'ValueError: Found array with 0 feature(s) (shape=(54, 0)) while a minimum of 1 is required

I want to perform PCA on a list of dataframes, such as cna. My code raised ValueError: Found array with 0 feature(s) (shape=(54, 0)) while a minimum of 1 is required.

class StringConverter(dict):
    def __contains__(self, item):
        return True

    def __getitem__(self, item):
        return str

    def get(self, default=None):
        return str


def get_pathways():
    pathways = []

    with open(dir + "hsa.txt", newline='') as csvfile:
        freader = csv.reader(csvfile, delimiter='\t')

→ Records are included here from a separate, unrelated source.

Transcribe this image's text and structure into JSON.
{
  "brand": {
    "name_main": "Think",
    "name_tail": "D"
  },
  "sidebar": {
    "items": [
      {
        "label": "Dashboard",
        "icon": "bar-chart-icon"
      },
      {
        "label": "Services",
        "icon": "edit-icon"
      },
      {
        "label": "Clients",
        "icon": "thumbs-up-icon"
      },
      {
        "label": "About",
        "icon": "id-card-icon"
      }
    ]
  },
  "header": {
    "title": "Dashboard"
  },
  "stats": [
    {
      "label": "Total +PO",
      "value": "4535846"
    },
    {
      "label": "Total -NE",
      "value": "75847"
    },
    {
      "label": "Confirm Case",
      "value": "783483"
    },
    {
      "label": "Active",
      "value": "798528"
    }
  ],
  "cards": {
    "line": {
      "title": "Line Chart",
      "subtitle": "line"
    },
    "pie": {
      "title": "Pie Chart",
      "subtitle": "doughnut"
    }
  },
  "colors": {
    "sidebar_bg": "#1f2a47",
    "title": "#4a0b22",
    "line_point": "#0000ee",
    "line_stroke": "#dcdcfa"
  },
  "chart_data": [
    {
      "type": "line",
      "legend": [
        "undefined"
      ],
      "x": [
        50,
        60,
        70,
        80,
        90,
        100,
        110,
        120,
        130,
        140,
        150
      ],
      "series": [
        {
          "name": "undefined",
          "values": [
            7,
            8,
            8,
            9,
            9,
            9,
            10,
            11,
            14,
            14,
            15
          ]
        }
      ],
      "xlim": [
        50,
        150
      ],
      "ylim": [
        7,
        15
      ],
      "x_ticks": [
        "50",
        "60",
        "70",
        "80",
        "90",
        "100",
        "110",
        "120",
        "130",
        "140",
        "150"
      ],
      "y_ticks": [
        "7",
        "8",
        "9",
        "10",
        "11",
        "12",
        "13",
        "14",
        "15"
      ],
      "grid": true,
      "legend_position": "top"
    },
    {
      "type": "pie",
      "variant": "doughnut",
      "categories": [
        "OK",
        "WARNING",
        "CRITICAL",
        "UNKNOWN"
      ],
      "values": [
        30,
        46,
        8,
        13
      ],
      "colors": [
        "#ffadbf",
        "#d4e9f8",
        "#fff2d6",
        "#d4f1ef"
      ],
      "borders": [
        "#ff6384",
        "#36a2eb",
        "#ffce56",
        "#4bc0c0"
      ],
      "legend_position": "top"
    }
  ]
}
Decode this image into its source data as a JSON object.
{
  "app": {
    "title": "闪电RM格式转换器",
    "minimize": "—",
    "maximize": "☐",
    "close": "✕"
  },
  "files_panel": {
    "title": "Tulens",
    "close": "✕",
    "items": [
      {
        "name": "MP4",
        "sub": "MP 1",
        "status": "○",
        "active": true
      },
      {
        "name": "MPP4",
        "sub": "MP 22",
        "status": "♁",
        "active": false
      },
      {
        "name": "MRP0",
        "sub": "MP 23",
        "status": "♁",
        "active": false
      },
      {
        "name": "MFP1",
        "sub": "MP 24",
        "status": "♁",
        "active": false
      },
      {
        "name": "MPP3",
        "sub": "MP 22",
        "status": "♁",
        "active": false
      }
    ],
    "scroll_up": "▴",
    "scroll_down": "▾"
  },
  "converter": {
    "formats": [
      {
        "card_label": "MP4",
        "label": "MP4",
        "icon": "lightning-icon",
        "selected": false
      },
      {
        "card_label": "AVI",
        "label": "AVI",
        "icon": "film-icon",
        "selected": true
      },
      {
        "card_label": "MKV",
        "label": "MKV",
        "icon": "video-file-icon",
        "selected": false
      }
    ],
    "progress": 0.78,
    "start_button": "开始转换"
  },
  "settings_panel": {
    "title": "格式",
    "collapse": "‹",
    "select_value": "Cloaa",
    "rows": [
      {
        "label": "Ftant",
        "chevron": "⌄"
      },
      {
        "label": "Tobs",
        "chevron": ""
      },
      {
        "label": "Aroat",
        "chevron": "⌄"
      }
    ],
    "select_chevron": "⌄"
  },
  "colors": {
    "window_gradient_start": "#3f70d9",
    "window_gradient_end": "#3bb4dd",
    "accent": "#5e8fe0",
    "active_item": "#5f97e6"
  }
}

        for row in freader:
            pathways.append(row)
    return pathways


class DataProcessing:

    def __init__(self, data, header=0):
        self.df = pd.read_csv(data, sep="\t", header=header)

    def split_data(self):
        X = self.df.iloc[:, :-1]
        y = self.df.iloc[:, -1]
        return X, y

    def pca(self):
        pca = PCA()
        if np.any(np.isnan(self.df)):
            pass
        elif np.all(np.isfinite(self.df)):
            pass
        else:
            pca.fit(self.df.iloc[1:, 3:])
            self.pca_components = pca.components_
            return self.pca_components


def main():
    cna = DataProcessing(dir + "data_linear_cna.txt")
    patients_source = DataProcessing(dir + "data_clinical_patient_reduced.txt", 0)

    patients = {}
    # get list of allowed patients
    for index, row in patients_source.df.iterrows():
        if row.OS_MONTHS != '[Not Available]':
            if float(row.OS_MONTHS) > 2 * 12:
                patients[row.PATIENT_ID] = 1

    pathways = get_pathways()

    #### Process the CNA data
    q = 5
    C = []
    G = []
    M = []

    # find common samples
    n = cna.df.shape[1]
    common_samples = {}

    cna_sample_index = {}

    for i in range(2, n):
        sample_name = list(cna.df)[i][0:-3]
        if sample_name in patients:
            common_samples[sample_name] = 1
            cna_sample_index[sample_name] = i

    ordered_common_samples = list(common_samples.keys())
    ordered_common_samples.sort()
            
    process_cna = True

    if process_cna:
        C = []

        for i, p in enumerate(pathways):
            allowed_symbols = {}
            first = True
            for s in p:
                if first:
                    first = False
                else:
                    if s != 'NA':
                        allowed_symbols[s] = 1
            # going through each sample
            B = []
            allowed_columns = []
            for s in ordered_common_samples:
                B.append([])
                allowed_columns.append(cna_sample_index[s])

            Bi = 0
            for index, row in cna.df.iterrows():
                if row[0].upper() in allowed_symbols:
                    Bi2 = Bi
                    for c in allowed_columns:
                        B[Bi2].append(cna.df.iloc[index, c])
                        Bi2 = Bi2 + 1
            pca_B = PCA()
            pca_B.fit(B)

            C.append(pca_B.transform(B)[:, 0:q])

    cna.pca()

main()

Traceback:

---------------------------------------------------------------------------
ValueError                                Traceback (most recent call last)
<ipython-input-59-d61a65bf4d9e> in <module>()
    248 
    249 
--> 250 main()

4 frames
/usr/local/lib/python3.7/dist-packages/sklearn/utils/validation.py in check_array(array, accept_sparse, accept_large_sparse, dtype, order, copy, force_all_finite, ensure_2d, allow_nd, ensure_min_samples, ensure_min_features, estimator)
    815                 "Found array with %d feature(s) (shape=%s) while"
    816                 " a minimum of %d is required%s."
--> 817                 % (n_features, array.shape, ensure_min_features, context)
    818             )
    819 

ValueError: Found array with 0 feature(s) (shape=(54, 0)) while a minimum of 1 is required.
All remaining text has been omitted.